There are a number of vendors of electronic medical records: Epic, Cerner, Allscripts, NextGen Healthcare and Greenway Health. “Even if you’re on Epic with one medical group and Epic with another medical group, the two Epics don’t talk to each other,” Gruss said. CTHealthLink solves that problem.
It will be compliant with federal privacy laws as well. Only the patients and their doctors can access the information, Gruss said. “There are many safeguards built into the system to protect the patients’ medical records,” she said.
“I’m very excited about this project,” Gruss said. “I think it can markedly improve medical care. … Right now, if you’re in a different medical group, you don’t share information unless it’s sent by fax or snail mail or telephone calls, but even then you get only part of the medical information,” Gruss said. “Obviously, things can get lost in the sauce.”
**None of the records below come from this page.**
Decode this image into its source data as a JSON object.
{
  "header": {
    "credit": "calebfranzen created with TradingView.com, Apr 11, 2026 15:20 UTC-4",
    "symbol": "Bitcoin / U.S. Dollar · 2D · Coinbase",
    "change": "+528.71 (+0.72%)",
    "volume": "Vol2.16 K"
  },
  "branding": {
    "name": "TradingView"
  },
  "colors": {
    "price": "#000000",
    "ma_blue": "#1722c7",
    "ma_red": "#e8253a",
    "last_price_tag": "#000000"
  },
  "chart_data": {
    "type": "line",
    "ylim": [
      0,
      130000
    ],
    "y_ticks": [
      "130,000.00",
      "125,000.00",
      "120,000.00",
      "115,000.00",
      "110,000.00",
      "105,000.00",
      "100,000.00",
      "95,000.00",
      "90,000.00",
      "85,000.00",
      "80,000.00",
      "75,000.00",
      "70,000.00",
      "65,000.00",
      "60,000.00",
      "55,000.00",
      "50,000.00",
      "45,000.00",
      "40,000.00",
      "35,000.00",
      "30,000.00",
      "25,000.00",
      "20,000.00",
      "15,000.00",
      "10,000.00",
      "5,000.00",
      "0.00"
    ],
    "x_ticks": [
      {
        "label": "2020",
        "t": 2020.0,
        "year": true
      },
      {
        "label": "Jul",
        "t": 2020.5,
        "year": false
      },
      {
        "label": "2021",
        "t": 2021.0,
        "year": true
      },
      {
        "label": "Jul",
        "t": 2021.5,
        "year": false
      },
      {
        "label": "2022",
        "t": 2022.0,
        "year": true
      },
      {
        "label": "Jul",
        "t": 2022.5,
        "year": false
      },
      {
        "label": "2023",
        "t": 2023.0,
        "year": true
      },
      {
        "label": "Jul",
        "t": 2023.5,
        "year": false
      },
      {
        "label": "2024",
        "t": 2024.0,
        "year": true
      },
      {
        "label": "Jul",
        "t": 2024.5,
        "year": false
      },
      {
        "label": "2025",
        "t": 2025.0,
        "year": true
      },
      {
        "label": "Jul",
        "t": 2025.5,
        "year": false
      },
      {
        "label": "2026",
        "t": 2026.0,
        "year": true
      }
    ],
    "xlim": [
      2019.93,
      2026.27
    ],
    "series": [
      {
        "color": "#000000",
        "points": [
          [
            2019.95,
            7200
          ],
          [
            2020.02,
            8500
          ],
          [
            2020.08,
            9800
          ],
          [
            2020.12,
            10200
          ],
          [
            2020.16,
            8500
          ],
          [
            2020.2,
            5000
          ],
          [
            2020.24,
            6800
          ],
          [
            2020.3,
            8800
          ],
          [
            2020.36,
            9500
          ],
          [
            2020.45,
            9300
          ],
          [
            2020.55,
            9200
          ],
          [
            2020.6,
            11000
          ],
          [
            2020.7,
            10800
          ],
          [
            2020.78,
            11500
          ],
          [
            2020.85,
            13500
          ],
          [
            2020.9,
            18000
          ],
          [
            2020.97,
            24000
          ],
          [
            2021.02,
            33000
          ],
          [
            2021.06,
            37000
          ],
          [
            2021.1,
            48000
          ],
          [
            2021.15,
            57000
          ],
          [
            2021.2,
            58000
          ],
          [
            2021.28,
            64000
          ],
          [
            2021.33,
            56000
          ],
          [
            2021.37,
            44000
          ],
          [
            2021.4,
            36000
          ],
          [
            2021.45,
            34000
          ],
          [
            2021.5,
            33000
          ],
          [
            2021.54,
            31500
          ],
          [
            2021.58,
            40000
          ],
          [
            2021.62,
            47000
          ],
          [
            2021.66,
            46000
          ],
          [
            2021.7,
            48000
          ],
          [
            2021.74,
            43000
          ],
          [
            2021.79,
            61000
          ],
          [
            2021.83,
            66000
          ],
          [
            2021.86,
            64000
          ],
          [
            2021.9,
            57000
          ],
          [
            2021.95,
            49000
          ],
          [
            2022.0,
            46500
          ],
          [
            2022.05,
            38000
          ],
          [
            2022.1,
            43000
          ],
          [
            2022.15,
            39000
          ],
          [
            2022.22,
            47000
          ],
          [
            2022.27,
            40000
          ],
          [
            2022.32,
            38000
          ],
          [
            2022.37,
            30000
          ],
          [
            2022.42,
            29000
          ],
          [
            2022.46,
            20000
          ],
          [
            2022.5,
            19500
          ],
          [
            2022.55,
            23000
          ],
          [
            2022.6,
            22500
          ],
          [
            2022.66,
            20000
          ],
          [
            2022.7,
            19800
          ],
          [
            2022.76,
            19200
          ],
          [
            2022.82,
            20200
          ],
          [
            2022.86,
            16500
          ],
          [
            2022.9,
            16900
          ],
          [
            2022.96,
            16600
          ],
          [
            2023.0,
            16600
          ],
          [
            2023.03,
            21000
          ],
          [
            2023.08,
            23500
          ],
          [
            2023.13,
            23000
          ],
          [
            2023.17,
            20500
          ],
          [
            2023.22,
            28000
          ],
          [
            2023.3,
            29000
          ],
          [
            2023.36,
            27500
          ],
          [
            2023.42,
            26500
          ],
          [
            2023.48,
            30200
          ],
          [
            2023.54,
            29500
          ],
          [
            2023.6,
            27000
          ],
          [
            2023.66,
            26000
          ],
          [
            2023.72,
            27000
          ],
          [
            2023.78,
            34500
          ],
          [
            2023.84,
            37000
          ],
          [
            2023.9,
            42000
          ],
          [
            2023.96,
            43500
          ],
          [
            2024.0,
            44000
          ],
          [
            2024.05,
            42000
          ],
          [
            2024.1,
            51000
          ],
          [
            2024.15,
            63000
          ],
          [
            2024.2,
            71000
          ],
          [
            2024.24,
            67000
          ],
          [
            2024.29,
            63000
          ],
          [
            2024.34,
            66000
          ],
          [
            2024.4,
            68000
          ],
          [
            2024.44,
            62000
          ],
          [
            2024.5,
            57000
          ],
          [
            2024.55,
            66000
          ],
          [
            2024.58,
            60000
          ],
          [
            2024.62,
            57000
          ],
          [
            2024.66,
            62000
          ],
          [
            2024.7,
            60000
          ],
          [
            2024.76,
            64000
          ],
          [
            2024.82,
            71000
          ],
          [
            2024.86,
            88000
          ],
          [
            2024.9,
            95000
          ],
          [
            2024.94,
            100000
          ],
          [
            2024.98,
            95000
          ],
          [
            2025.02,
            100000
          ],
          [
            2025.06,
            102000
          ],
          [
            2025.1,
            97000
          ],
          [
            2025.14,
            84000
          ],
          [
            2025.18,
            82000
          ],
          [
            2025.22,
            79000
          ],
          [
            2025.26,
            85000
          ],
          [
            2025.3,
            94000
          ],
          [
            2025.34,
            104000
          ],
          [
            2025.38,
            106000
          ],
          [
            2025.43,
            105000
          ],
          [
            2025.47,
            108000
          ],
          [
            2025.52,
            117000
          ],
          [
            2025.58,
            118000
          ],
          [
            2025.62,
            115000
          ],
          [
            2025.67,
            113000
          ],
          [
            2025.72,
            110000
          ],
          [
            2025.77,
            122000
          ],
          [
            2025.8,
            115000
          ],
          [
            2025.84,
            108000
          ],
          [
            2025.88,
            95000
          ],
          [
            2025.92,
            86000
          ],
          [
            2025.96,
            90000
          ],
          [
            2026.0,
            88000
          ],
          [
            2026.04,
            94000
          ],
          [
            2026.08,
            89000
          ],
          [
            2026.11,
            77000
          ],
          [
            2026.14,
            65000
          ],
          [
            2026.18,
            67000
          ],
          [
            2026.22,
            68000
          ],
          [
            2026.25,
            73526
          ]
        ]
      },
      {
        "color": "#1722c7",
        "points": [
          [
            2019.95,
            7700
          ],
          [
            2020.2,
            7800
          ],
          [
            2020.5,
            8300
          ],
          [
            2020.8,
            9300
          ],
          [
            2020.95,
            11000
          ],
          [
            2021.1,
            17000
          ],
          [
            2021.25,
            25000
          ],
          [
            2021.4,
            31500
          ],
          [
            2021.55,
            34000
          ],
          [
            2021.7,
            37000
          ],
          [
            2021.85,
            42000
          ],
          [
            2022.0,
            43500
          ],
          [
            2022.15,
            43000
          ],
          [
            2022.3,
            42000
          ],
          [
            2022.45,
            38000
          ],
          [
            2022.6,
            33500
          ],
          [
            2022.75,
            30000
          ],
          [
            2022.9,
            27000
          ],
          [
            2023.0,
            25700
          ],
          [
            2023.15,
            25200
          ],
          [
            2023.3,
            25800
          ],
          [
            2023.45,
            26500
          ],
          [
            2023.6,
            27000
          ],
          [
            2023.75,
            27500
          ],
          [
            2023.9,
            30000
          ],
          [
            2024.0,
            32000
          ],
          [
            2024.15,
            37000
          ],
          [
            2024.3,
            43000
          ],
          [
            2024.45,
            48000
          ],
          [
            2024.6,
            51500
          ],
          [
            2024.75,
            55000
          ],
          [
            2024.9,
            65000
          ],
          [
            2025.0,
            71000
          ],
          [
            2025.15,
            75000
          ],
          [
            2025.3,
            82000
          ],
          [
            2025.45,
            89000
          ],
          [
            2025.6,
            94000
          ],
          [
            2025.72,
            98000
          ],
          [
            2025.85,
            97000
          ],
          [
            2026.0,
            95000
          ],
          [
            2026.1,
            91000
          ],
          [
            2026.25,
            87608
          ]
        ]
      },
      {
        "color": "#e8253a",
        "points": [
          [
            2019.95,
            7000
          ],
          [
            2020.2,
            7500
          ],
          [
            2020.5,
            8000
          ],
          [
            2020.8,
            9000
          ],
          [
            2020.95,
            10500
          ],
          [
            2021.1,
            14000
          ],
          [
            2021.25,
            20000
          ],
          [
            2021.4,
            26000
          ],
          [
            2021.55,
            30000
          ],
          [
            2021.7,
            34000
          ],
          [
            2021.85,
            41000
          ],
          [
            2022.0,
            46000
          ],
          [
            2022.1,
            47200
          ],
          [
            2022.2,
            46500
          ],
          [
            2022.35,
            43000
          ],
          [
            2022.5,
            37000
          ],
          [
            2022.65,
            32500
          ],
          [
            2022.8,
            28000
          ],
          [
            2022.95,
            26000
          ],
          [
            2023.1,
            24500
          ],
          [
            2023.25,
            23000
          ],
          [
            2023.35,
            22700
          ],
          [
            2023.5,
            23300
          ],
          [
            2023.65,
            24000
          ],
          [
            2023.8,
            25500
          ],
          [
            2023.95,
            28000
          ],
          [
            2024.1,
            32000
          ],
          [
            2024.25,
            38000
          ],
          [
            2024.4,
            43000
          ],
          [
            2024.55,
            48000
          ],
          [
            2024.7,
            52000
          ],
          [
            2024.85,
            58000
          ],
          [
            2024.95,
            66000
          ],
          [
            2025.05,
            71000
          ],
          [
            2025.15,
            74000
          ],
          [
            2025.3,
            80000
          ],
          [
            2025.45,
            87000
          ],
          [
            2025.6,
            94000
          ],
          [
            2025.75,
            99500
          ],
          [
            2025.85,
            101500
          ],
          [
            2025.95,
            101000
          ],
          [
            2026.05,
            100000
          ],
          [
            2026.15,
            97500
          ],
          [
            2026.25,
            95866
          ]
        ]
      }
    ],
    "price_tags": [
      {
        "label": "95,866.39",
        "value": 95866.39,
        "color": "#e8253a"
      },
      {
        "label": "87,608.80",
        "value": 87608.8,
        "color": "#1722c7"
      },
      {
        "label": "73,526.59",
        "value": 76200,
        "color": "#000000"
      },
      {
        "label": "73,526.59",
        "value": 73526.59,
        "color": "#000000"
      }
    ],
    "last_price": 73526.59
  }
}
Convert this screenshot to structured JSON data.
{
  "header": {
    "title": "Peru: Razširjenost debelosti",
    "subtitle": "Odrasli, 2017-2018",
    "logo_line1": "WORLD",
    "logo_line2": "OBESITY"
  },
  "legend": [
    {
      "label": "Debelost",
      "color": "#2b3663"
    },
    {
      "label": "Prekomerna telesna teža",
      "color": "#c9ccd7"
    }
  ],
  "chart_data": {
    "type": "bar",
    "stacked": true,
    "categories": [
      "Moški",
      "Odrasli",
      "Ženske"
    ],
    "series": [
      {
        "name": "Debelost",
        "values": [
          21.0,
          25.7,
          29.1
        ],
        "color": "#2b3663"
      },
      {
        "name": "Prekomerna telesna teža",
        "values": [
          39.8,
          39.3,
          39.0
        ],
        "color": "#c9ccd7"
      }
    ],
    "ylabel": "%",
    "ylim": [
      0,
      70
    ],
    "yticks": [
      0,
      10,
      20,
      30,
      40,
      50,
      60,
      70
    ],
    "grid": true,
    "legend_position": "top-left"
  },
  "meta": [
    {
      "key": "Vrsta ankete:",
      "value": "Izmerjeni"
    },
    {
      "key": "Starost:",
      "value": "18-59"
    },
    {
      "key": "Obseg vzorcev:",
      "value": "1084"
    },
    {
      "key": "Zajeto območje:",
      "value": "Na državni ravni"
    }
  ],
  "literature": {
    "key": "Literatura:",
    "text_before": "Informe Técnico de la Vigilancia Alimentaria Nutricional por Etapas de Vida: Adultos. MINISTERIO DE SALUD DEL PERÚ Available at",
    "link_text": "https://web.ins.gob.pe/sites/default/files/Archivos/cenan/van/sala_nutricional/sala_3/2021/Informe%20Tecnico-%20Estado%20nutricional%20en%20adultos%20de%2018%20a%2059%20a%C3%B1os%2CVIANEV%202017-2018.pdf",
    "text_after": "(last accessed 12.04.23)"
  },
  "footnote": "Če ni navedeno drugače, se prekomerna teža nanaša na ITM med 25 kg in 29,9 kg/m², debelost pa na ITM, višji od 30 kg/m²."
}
Among the advantages of the exchange is that doctors can look for negative drug interactions. “It also lets us keep track of appointments and whether they’re showing up for appointments,” Gruss said. Another clue is whether patients are “renewing their medications at an appropriate time and thus are they taking it,” she said.
Health care providers will have to join the exchange voluntarily and there will be a cost, but there is also an advantage in that.
Katz said they expect to have some results of the study within 18 months, but the study will last three years. “We have to sign up a provider at a time,” he said, and there will be a cost, the data will help providers file required reports with the Centers for Medicare and Medicaid Services.
Besides physicians, social workers, psychologists and dentists will be encouraged to join the exchange.
“There are people who have some models for how to predict suicide risk, but this will allow us to put that to the test,” Thornquist said.